Con anticipación, programé un correo electrónico que sería enviado a la policía
y a otras entidades para que llegaran al lugar en el momento preciso en el que
yo quería que llegaran. Debo confesar que mi calculo falló por algunos minutos,
que fueron los que utilicé para patear al infeliz en el estomago. No me siento
orgulloso de ese ataque de rabia pero tampoco me avergüenzo pues creo que tenía
todo el derecho de hacer lo que hice.
Fue entonces cuando les pedí que revisaran su
cuenta de correo electrónico de nuevo. Había programado un segundo correo, esta
vez conteniendo un video con toda la información que tanto la policía y la
fiscalía, como miles de otros pudieran querer y necesitar para absolverme al
instante. Además, el video se subió automáticamente a varias redes sociales y
mi intención de hacerlo viral fue un éxito total. A esa hora, ya muchos sabían
de mis razones e incluso me aplaudían por mi proceder.

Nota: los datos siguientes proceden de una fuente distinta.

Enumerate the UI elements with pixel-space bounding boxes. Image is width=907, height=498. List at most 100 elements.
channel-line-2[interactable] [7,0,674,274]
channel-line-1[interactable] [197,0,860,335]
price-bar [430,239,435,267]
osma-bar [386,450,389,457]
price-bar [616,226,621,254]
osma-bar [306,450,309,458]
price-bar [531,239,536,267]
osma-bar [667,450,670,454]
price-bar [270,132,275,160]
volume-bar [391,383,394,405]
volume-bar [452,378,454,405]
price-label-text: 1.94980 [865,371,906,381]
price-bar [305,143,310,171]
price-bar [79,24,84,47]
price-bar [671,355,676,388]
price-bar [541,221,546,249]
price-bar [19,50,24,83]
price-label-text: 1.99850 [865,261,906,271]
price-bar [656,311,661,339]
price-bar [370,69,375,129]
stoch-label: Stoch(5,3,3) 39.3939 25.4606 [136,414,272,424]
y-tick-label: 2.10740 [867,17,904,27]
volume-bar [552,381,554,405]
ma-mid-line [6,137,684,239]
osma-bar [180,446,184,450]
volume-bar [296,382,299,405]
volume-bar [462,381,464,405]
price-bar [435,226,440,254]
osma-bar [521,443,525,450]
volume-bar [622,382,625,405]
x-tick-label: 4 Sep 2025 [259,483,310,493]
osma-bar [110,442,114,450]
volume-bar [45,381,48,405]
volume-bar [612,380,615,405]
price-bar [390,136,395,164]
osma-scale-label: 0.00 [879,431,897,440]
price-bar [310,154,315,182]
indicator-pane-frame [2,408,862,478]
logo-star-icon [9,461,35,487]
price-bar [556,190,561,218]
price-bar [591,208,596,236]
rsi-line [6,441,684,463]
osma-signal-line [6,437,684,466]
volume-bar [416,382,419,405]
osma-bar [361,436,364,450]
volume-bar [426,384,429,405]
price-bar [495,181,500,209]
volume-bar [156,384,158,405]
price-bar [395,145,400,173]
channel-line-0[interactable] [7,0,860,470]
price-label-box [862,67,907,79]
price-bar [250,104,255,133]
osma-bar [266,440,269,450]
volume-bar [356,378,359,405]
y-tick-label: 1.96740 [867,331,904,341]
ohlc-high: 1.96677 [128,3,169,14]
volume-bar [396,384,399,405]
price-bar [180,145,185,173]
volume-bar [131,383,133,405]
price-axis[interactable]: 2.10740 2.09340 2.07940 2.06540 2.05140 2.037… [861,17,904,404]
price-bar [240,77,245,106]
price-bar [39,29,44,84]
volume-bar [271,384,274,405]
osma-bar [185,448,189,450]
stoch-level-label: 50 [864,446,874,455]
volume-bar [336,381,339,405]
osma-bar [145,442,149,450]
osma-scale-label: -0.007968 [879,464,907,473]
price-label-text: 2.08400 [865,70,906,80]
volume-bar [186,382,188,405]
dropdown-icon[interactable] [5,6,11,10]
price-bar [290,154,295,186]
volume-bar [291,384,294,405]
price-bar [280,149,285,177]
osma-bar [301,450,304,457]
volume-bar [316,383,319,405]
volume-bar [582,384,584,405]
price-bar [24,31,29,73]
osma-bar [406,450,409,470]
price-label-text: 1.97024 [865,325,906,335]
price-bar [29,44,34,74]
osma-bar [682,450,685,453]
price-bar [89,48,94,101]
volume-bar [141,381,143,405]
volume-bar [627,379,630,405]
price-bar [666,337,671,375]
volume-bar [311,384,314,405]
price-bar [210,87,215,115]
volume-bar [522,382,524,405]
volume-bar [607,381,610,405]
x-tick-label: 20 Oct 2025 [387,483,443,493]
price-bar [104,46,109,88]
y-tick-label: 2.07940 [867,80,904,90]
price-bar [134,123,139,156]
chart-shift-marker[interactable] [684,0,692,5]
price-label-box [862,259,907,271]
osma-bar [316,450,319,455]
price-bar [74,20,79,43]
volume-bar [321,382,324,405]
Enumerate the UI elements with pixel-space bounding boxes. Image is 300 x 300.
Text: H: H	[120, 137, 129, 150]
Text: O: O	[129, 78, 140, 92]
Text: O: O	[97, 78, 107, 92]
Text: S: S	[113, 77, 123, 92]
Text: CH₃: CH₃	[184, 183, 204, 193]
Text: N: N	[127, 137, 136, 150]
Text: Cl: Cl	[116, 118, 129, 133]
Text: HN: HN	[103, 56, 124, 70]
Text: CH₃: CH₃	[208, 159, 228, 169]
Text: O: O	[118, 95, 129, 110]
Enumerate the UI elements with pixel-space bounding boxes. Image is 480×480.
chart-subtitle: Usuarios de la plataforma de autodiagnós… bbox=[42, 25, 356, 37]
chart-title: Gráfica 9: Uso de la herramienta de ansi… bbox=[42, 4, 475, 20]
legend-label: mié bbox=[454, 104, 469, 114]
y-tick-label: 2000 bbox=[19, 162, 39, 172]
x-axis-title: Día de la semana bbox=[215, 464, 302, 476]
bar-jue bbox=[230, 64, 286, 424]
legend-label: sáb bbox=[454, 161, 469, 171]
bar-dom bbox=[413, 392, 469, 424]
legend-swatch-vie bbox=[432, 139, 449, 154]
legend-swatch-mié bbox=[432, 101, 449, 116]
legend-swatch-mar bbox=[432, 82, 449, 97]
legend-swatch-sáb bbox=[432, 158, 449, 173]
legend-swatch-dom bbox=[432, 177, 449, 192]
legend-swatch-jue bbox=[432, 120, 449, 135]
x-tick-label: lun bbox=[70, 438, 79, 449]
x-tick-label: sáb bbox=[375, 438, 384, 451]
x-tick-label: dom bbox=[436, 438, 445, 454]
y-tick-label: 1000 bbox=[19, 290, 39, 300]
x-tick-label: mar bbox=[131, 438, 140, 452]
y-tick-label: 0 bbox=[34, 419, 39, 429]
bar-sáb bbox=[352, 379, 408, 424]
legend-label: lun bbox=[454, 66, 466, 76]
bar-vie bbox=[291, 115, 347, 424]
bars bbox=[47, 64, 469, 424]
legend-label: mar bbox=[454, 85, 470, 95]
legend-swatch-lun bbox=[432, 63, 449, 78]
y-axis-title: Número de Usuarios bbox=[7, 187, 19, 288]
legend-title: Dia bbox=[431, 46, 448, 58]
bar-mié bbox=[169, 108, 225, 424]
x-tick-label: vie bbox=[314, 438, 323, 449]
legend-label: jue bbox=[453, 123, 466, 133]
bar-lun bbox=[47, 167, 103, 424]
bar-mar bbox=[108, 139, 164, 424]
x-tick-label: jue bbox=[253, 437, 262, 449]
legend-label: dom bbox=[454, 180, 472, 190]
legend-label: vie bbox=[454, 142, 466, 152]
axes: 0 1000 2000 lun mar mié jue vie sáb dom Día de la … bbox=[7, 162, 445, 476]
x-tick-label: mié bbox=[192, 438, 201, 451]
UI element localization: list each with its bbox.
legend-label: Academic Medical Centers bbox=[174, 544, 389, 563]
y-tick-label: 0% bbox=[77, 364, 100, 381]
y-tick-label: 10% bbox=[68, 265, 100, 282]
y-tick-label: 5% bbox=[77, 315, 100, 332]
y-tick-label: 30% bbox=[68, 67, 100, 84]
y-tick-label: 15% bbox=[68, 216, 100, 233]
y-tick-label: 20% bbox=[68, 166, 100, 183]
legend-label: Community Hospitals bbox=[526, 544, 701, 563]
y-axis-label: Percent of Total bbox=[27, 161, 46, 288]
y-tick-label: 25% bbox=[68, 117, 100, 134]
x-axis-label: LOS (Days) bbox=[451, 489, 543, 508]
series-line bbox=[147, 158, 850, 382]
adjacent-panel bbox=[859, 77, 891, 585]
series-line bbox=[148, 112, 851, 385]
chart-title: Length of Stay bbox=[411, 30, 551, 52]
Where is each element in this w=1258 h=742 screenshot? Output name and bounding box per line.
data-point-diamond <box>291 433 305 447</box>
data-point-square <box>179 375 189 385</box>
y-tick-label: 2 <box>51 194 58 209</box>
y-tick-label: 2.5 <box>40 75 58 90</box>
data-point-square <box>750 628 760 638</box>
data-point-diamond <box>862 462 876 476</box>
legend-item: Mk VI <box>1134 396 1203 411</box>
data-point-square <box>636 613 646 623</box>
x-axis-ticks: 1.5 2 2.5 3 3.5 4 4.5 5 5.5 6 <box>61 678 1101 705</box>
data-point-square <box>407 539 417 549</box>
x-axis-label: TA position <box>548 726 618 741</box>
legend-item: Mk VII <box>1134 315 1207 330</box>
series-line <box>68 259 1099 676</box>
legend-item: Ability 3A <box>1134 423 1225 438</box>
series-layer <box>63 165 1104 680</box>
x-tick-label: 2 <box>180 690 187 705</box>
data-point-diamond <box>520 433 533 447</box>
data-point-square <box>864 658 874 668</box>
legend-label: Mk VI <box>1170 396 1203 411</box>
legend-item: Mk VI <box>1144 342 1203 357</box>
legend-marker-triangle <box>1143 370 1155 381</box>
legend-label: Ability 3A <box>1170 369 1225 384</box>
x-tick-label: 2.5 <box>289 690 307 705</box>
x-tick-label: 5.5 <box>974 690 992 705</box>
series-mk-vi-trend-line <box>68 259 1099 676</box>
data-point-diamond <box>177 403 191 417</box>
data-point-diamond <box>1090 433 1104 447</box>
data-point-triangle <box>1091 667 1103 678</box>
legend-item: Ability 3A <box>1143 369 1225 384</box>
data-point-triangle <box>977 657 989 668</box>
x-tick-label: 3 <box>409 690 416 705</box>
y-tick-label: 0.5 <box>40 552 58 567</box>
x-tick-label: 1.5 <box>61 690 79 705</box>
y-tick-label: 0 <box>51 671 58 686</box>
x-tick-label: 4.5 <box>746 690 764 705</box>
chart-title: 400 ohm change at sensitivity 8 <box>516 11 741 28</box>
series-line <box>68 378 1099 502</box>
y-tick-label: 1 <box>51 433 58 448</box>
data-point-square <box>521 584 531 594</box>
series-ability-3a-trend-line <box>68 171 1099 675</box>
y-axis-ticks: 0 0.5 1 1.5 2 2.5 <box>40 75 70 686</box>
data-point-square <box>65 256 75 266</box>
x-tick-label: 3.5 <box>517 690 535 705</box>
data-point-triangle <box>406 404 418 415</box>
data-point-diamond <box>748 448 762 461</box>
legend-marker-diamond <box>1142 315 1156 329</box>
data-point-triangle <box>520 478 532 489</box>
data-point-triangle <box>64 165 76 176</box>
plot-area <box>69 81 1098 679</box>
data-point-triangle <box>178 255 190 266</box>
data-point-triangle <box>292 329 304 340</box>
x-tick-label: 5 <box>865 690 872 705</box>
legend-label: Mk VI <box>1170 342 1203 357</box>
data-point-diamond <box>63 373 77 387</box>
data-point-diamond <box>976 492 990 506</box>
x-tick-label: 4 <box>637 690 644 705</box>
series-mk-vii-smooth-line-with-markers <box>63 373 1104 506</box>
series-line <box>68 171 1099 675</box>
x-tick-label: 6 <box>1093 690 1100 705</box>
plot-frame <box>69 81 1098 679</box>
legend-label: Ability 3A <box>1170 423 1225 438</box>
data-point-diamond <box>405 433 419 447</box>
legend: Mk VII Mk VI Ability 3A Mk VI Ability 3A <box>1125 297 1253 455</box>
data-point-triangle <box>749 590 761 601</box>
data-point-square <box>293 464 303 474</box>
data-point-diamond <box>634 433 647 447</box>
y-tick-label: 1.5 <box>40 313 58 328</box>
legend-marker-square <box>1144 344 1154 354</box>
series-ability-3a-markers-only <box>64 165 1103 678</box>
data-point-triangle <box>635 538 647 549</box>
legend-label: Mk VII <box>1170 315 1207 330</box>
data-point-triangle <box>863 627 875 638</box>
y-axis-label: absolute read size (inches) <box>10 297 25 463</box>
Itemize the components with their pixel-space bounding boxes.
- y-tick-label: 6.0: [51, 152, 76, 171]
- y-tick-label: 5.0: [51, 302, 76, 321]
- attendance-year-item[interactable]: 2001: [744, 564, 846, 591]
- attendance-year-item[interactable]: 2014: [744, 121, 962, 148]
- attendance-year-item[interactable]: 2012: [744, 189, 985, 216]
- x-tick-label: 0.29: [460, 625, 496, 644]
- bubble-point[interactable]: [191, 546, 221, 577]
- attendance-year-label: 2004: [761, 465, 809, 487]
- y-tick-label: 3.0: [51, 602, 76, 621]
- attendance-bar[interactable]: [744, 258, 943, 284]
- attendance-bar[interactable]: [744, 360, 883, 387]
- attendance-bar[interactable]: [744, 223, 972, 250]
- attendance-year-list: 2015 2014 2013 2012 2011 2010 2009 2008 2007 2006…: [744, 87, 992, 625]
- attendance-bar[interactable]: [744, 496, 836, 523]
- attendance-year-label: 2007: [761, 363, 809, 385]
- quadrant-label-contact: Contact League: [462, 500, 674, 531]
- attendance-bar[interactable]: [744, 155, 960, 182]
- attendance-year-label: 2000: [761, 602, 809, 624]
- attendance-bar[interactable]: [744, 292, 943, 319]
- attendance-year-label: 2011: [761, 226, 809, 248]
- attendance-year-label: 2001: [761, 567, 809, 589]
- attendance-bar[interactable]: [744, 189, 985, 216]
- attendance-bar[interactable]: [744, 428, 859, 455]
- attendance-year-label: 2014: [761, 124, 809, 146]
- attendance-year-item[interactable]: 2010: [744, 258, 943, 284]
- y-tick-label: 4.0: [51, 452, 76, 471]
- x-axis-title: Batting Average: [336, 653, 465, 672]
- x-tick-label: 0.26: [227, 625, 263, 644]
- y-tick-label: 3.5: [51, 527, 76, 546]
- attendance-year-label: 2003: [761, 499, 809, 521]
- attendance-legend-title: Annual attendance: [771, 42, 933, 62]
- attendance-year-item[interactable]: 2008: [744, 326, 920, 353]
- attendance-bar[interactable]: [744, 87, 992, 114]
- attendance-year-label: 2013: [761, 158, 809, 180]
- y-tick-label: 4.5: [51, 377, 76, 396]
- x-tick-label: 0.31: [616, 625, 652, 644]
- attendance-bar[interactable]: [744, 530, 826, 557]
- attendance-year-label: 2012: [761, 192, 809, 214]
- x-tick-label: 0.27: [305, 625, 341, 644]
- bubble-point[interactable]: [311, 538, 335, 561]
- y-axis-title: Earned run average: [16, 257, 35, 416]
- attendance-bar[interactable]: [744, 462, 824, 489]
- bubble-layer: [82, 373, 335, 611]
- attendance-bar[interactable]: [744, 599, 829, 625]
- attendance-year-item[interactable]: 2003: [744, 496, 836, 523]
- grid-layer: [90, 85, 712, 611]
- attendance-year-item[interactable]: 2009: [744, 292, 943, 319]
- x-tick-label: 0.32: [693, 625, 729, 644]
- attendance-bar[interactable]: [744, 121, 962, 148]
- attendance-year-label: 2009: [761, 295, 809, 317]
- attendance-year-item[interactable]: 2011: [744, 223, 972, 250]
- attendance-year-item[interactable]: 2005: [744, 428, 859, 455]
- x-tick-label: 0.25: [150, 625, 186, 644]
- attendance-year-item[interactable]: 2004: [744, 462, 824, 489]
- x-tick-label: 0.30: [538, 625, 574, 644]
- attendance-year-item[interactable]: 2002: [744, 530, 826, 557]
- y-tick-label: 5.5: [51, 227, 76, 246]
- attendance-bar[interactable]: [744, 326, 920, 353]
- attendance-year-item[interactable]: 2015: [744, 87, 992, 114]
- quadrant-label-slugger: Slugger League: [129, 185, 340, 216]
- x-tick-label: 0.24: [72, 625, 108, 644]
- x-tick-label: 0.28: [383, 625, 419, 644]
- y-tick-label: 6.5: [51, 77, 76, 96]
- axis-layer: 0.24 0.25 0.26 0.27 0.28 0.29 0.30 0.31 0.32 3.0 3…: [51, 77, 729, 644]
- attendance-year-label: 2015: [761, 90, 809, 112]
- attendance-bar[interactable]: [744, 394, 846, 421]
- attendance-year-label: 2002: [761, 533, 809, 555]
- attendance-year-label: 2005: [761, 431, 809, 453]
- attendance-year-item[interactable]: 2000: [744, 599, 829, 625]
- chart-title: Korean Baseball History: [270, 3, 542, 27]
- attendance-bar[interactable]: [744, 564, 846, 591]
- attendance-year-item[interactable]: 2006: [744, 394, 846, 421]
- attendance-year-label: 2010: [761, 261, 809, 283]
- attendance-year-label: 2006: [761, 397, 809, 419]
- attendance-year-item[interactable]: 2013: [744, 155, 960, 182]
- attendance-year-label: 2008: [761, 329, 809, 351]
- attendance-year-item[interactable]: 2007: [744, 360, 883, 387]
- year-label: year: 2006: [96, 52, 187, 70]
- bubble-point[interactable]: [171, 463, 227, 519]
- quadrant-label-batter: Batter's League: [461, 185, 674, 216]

A la hora, Raquel vino a recogerme. Había
quedado libre, a pesar de que todavía había algunos cargos contra mí, cargos de
los cuales podría deshacerme con una increíble facilidad. Todos me miraban de
camino al coche y cuando me bajé en mi edificio y subí a mi apartamento. Al
parecer todos se habían quedado sin voz y yo no entendía que parte de todo el
asunto los hacía quedarse así: sería lo que había sucedido, lo que yo había
hecho o toda la situación? En todo caso, los entendía a todos, sin importar la
razón.
Nadie esperaba ver a un hombre rico, con
familia y nombre, en un video casi pornográfico. Y no lo era porque el video no
mostraba sexo consensuado entre dos adultos sino una violación. Poder obtener
ese video me costó mucho más que sangre pero valió la pena.
Destruí a un hombre por completo y lo único
que tuve que hacer fue centrar la atención sobre mí, convertirme en un villano
para entregarle al mundo el villano real. Lo que pensara la gente sobre mí no
me importaba ya. Solo quería que la gente, por una vez, abriera los ojos.